Mas a própria Rose Marie aponta outra precursora. Mais que isso, sua mestra: uma gaúcha de Rio Grande que, de 1963 até sua morte, em 1985, tomou para si a tarefa de despertar a consciência das mulheres nos provocadores textos que escrevia na coluna A Arte de Ser Mulher, na revista Claudia. Era possível ser muito mais do que a rainha do lar, repetia ela, uma figura mais irônica e desconcertante do que Danuza Leão, que hoje assina uma coluna na mesma publicação, com uma vida quase tão transgressora quanto uma de suas fontes de inspiração, a escritora francesa Simone de Beauvoir, e tão singular que deixou uma lacuna - ninguém mais mereceu o título de mulheróloga, outorgado pelo cronista Stanislaw Ponte Preta. Seu nome é Carmen da Silva.

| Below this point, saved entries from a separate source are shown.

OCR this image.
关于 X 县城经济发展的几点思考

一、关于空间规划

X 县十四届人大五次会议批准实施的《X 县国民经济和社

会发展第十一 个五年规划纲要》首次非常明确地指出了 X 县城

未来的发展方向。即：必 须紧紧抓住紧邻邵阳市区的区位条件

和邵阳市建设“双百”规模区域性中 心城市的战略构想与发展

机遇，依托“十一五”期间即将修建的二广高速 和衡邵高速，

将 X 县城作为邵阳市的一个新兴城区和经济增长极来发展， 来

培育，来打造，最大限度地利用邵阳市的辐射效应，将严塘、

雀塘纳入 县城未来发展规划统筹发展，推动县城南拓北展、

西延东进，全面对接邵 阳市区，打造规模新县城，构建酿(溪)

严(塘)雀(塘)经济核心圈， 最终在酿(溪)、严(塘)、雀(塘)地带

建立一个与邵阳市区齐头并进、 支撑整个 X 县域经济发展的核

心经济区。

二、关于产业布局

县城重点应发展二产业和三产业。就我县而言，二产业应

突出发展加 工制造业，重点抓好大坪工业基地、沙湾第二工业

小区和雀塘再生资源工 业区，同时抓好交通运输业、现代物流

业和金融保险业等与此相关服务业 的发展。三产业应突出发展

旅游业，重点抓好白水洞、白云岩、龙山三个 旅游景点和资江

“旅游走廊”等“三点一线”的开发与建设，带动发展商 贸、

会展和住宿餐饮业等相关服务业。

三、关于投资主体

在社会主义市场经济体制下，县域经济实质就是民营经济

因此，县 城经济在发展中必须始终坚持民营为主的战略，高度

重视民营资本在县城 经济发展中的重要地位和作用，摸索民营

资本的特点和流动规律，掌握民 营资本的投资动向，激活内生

– Carmen foi a primeira feminista do Brasil. Ou pré-feminista já que então a palavra era proibida. Foi minha mestra. As coisas que eu estava descobrindo, ela já estava vivendo. Se não fosse ela preparando o terreno, não teríamos conseguido o que conseguimos – diz Rose Marie.
Eram tempos de regras rídigas e tabus, pré-popularização da pílula anticoncepcional e da revolução que isso provocou, e a ordem vigente estabelecia que lugar de mulher era em casa, atendendo às vontades de filhos e marido. Mas o que ninguém dizia, Carmen escrevia e vivia: direito a prazer sem culpa, independência financeira, ambição intelectual, a recusa à dupla moral em que homens podiam tanto e mulheres tão pouco.
Carmen foi a primeira a falar para mulheres de forma tão contundente e era a estrela da revista feminina que havia recém surgido na carona de um país em transformação, com o objetivo de falar para "a nova mulher brasileira". A Arte de Ser Mulher era a coluna mais lida - e quem não lia ou se chocava com as ideias defendidas mesmo assim dizia que lia para parecer moderno. As cartas endereçadas a Carmen eram tantas que a revista abriu uma seção específica para elas.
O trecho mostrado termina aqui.